EXAMPLE 2: Lujan, N.K. and J.W. Armbruster. 2011. The Guiana Shield. pp. 211-224 In: J. Albert, R. Reis, eds. Historical Biogeography of Neotropical Freshwater Fishes. University of California Press, Berkeley.
The Guiana Shield is an aggregation of highlands in northern South America that give rise to headwaters of the Amazon, Orinoco and Essequibo rivers (plus many other coastal drainages and tributaries of the lower Amazon). Since my first expedition to South America – to the Ventuari River, a right-bank tributary of the upper Orinoco that is nested within the westernmost flank of the Guiana Shield – I have been especially interested in biogeographical patterns around the western lobe of the Guiana Shield (pictured). The western Guiana Shield is dominated by a dramatic landscape of tabletop mountains, sheer-sided cliffs, and a diverse fish fauna that continues to reveal incredible new discoveries.
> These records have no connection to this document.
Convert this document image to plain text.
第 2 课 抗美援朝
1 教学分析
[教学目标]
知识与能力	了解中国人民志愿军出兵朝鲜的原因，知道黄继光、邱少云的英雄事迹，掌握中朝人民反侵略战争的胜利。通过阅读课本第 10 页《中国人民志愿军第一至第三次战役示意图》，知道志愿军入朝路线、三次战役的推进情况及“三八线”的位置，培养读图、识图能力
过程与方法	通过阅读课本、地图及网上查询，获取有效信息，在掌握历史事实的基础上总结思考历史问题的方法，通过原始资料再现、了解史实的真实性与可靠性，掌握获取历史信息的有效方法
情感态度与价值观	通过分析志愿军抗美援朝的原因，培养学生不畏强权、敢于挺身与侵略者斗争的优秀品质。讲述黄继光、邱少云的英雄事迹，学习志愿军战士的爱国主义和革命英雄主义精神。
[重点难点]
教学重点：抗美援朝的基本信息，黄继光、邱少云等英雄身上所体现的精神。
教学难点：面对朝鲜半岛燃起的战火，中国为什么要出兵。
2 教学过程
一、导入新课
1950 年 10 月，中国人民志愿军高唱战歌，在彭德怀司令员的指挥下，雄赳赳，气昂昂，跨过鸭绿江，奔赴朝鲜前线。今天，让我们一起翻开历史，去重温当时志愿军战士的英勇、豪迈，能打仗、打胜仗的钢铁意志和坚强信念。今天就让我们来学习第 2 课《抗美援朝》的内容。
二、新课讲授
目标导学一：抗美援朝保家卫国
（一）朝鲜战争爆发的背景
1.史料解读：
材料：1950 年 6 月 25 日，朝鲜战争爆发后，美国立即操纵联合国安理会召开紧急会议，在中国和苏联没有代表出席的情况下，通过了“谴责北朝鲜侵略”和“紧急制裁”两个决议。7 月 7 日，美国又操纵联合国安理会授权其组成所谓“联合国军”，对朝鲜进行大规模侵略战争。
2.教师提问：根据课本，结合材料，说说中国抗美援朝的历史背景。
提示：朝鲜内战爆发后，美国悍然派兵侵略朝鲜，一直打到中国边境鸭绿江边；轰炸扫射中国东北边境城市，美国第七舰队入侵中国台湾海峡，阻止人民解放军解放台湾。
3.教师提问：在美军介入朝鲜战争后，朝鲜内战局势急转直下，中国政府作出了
This book chapter summarizes the geologic and hydrologic history of the Guiana Shield, and what was known in 2011 about the aquatic biogeography of this region. It postulates null hypotheses for geographic patterns in the diversification of Guiana Shield fishes and taxonomic and phylogenetic support for these models. Patterns described in this chapter serve as the foundation for several published and ongoing studies of northern South American fish biogeography.
The extreme physical conditions of high elevation stream habitats affect not only the taxonomic richness of communities and their ecological interactions (see Example 1 above), but also the molecular evolution and biochemistry of proteins within stream-dwelling organisms. Since 2012 I have collaborated with PhD student Gianni Castiglione and Professor Belinda Chang at the University of Toronto on an investigation into evolutionary modifications of the vision protein rhodopsin in response to life at high elevations. This research has the potential to help predict how long a given species or lineage has occupied high elevations, and thus the patterns of biogeographic dispersal across high elevation headwaters of the Amazon and Orinoco rivers.